Le contenu du concept n’est pas totalement accessible par la seule lecture de la Charte de l’environnement. Bien que la Charte laisse percevoir l’existence de principes directeurs (Principe de précaution, principe d’action préventive et de correction, principe de responsabilité [pollueur-payeur], principe de participation]), c’est l’art. L110-1 du Code de l’environnement qui précise les contours de la juridicité du bien-être. L’exigence constitutionnelle de bien être se compose de droits, mais également de devoirs. Ainsi, la biosphère (désigne à la fois un espace vivant, un processus dynamique et auto-entretenu sur la planète Terre) et ses écosystèmes (désigne l’ensemble formé par une association ou communauté d’êtres vivants et son environnement biologique, géologique, édaphique, hydraulique, climatique, etc…) sont à notre charge.
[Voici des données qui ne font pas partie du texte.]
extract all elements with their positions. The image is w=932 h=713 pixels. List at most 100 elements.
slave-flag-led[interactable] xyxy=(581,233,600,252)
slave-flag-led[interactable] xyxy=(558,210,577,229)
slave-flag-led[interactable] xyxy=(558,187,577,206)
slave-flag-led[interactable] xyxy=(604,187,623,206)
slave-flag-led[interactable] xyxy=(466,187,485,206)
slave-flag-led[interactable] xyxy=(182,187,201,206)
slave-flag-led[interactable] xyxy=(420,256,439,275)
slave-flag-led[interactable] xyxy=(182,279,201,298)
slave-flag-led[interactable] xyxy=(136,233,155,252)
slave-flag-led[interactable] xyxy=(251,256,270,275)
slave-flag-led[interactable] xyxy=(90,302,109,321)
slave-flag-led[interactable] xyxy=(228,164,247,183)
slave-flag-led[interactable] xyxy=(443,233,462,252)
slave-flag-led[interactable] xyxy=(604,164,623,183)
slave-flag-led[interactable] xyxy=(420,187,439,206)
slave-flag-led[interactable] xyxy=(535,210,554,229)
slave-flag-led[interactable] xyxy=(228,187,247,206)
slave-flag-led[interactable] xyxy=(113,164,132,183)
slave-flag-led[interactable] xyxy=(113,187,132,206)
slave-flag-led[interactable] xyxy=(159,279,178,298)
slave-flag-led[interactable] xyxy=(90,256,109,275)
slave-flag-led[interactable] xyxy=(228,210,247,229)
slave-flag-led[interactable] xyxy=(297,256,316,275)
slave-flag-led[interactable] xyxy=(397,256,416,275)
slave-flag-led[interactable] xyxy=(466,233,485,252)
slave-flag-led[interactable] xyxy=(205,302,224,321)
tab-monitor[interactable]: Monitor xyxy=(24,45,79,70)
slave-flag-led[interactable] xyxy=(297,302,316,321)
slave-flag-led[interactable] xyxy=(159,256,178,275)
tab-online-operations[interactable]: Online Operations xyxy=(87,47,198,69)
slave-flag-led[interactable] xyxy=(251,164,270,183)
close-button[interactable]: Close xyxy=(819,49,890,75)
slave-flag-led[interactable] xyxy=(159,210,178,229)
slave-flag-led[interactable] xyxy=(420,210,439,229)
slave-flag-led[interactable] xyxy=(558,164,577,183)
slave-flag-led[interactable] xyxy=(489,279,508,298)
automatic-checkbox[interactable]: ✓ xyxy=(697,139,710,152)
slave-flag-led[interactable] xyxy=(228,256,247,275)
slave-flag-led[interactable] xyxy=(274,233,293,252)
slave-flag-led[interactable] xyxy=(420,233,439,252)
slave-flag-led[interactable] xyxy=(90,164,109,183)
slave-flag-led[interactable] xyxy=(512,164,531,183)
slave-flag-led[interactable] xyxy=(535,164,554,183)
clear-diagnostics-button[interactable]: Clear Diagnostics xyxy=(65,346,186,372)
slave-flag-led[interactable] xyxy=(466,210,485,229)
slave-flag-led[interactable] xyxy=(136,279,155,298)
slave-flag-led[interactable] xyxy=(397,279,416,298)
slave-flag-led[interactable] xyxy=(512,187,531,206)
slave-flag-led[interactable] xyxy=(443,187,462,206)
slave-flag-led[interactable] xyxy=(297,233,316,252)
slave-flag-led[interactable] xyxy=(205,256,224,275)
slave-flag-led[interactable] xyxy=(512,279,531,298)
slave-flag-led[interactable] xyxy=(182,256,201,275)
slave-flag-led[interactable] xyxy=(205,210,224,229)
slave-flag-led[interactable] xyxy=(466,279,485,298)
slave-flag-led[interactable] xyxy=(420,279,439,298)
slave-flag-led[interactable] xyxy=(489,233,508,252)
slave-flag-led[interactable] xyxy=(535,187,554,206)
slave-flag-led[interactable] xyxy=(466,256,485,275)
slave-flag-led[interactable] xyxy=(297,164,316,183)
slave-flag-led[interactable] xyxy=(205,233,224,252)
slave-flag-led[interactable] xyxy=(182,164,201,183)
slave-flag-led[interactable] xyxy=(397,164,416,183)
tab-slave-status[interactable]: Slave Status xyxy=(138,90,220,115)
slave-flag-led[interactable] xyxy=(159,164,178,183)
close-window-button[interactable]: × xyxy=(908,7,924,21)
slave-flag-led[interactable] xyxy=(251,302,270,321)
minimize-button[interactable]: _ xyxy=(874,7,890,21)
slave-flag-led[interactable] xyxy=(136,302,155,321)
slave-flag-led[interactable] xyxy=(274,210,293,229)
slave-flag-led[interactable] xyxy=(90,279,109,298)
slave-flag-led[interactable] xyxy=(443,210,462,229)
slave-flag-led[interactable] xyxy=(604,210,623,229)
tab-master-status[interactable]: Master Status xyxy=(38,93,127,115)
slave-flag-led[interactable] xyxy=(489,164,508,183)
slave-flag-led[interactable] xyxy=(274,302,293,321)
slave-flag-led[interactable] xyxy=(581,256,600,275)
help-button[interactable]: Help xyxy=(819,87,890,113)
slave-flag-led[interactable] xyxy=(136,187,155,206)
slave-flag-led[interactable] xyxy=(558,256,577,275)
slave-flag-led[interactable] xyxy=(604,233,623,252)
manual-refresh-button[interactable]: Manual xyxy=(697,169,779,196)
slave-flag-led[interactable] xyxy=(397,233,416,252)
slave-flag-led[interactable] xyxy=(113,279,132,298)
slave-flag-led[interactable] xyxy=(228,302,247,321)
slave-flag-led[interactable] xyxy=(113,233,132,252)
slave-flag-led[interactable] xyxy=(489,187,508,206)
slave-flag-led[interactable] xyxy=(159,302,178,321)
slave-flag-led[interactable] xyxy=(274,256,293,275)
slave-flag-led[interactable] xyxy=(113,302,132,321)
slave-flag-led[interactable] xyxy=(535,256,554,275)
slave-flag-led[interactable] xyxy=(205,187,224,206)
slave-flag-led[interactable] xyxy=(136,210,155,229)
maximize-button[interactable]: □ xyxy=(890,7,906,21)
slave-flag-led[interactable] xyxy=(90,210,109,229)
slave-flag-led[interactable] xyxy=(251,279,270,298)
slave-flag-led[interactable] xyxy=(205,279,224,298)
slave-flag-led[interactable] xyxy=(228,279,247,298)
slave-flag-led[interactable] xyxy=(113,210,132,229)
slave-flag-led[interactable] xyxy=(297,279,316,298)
Dès lors, chaque individu a le devoir de pourvoir à leurs préservations (art. L110-1.I du Code de l’environnement ; art. 2 de la Charte de l’environnement). De cet impératif juridique, il est perceptible une obligation à la conscience intergénérationnelle dans la mesure où le « développement durable » exige de faire les choix qui permettent de répondre aux besoins présents sans compromettre la capacité des générations futures à satisfaire les leurs. Cet objectif constitutionnel, suppute donc un certain nombre de finalités (art. L110-1.III du Code de l’environnement) tel l’épanouissement de tous les êtres humains, la cohésion sociale, la solidarité, la préservation de la biodiversité, des milieux et des ressources et la lutte contre le changement climatique. Ces données sont essentielles à la qualité de vie (art. 1er de la Charte de l’environnement) et ce souci est le socle du concept de bien-être. En outre, conformément au principes directeurs posés par la Charte, une véritable démocratie locale et nationale devrait s’imposer pour les questions touchant aux efficacités recherchées par l’objectif de « développement durable », à défaut l’exigence constitutionnelle de bien-être peut être le fondement de recours judiciaire (art. L110-1 du Code de l’environnement et Charte de l’environnement). C’est ainsi que le « développement durable » est une source juridique de la durabilité du bien-être.